Cette future salle occupe les esprits, est même centrale pour la construction du club à moyen terme, mais ne doit pas occulter la saison à venir pour le coach, qui vise avant tout le maintien et le retour du plaisir pour les joueurs, qui ont fini difficilement le dernier exercice. Quand on lui demande si c’est un maintien confortable qui est visé, Gaudin répond que « c’est ce qu’on va rechercher, mais rien n’est facile. A priori, il y a eu des traumatismes, je ne suis pas là pour juger, mais j’espère que ça va se dissiper pour qu’on reparte du bon pied. » Il faudra pour cela que certains retrouvent la confiance, comme Thomas Bolaers, assez décevant la saison passée, ou les blessés de longue durée Hugo Kamtchop-Baril et Geir Gudmundsson.

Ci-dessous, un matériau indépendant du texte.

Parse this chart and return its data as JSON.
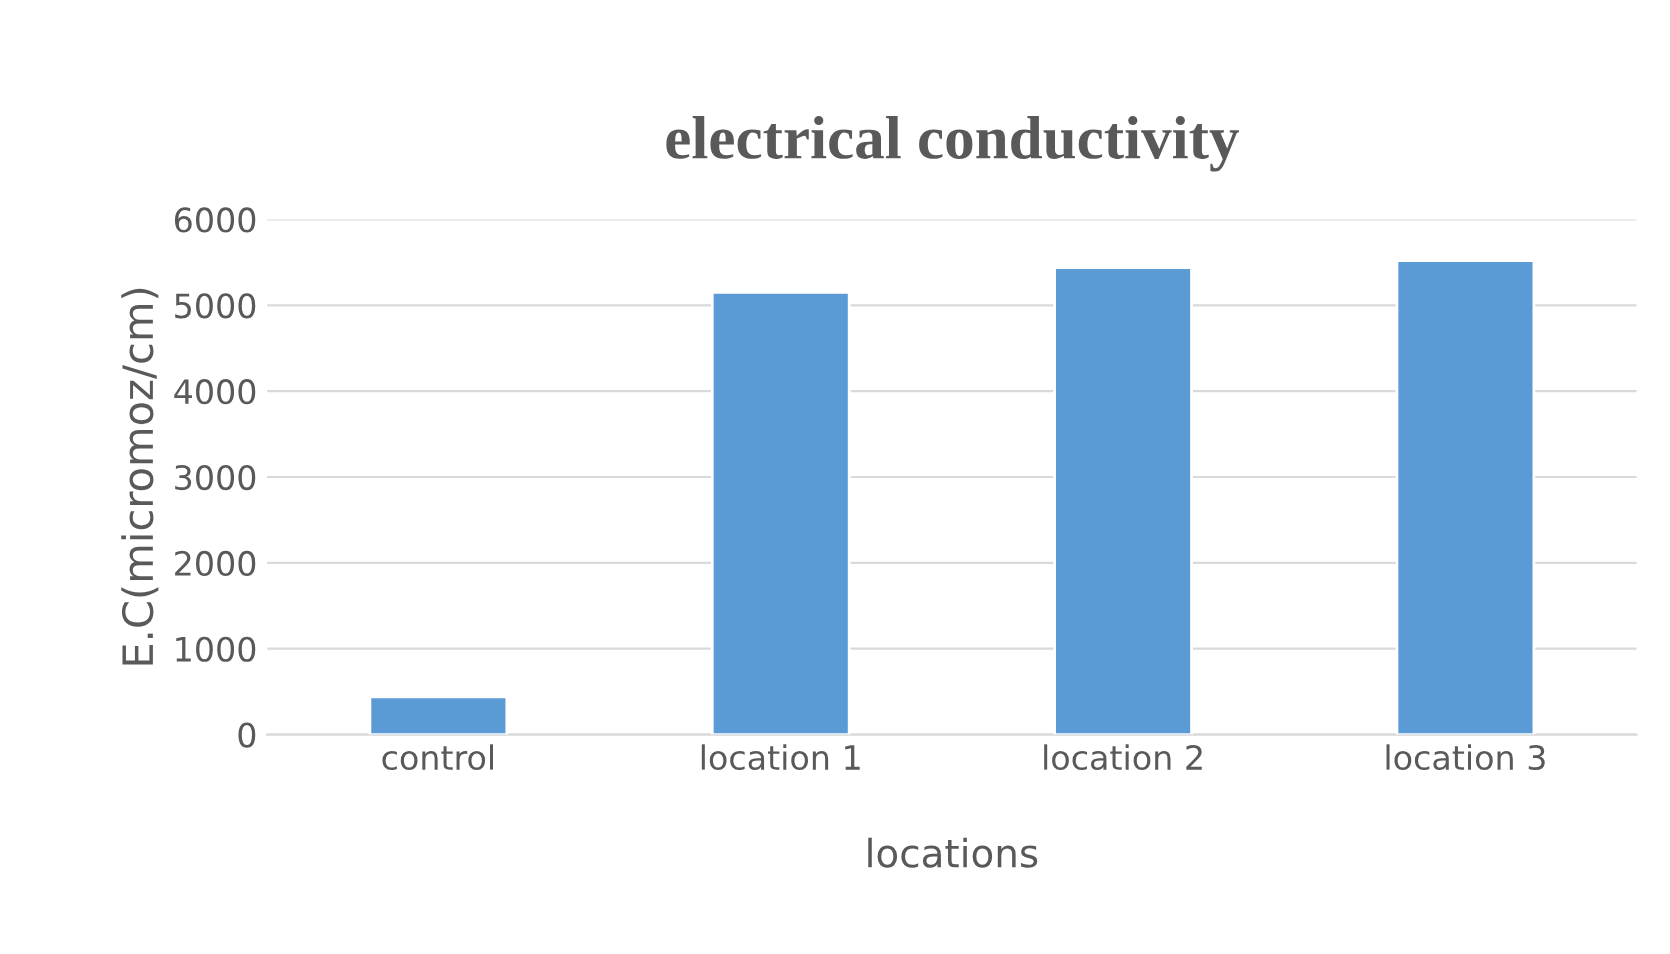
{
  "chart_data": {
    "type": "bar",
    "title": "electrical conductivity",
    "xlabel": "locations",
    "ylabel": "E.C(micromoz/cm)",
    "categories": [
      "control",
      "location 1",
      "location 2",
      "location 3"
    ],
    "values": [
      440,
      5150,
      5440,
      5520
    ],
    "color": "#5b9bd5",
    "ylim": [
      0,
      6000
    ],
    "yticks": [
      0,
      1000,
      2000,
      3000,
      4000,
      5000,
      6000
    ],
    "grid": "y"
  }
}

Allan Villeminot, plutôt en vue quand il a eu du temps de jeu en deuxième partie de saison dernière et conforté par sa prolongation de contrat, ne se mouille pas quand on lui demande si le groupe avait besoin d’un nouveau souffle après les deux saisons compliquées et le départ de Sylla, et attend de voir le déroulé de la saison pour juger. « Avoir de nouvelles choses, parfois, ça fait du bien, avance-t-il quand même. On apprend de nouvelles choses, on travaille de nouvelles choses, et c’est satisfaisant. » Kalafut a eu d’autres problèmes à gérer l’année dernière, mais n’a pas été effrayé par le challenge breton. « On a une super équipe, bien que ça ne se soit pas passé très bien les deux dernières saisons, mais je suis très optimiste et je pense qu’on va y arriver », dit-il. Lui qui souhaite pouvoir progresser sportivement mais aussi évoluer personnellement, a eu des échos des difficultés de l’an dernier. « Le club en général a changé, également en interne, et j’espère que nous ne revivrons pas une saison aussi stressante », ajoute-t-il. Villeminot est même plus ambitieux : « Les objectifs sont forcément plus élevés, il faut toujours se mettre des objectifs, et en plus avec la nouvelle salle qui arrive… » L’infrastructure suscite l’ambition. A Cesson, on espère surtout qu’elle consolidera la place du club dans l’élite, après avoir tellement craint de la quitter.

Mickaël Georgeault

HandNews & CasalHand

12 CommentairesPoster un commentaire

  1. Jack3544 - le 21 août 2018 à 12h14

    Le miracle permanent va-t-il encore avoir lieu? Je pense que le maintien est le seul objectif pour Cesson. Istres semble mieux armee et sur la lancée de l'an dernier. Cesson sera en concurrence avec les clubs parisiens (Pontault, Ivry, Tremblay).

    • Vardarian - le 21 août 2018 à 12h47

      N'oubliez pas le Vardar.

      Sans Šterbik, Cindrić, Cañellas, Maqueda, Abutović et Marsenić le maintien sera difficile

  2. The Fan - le 21 août 2018 à 12h35

    Et encore, Ivry et Tremblay se sont bien renforcés (surtout Tremblay). Pour moi ils sont mieux armés que Istres.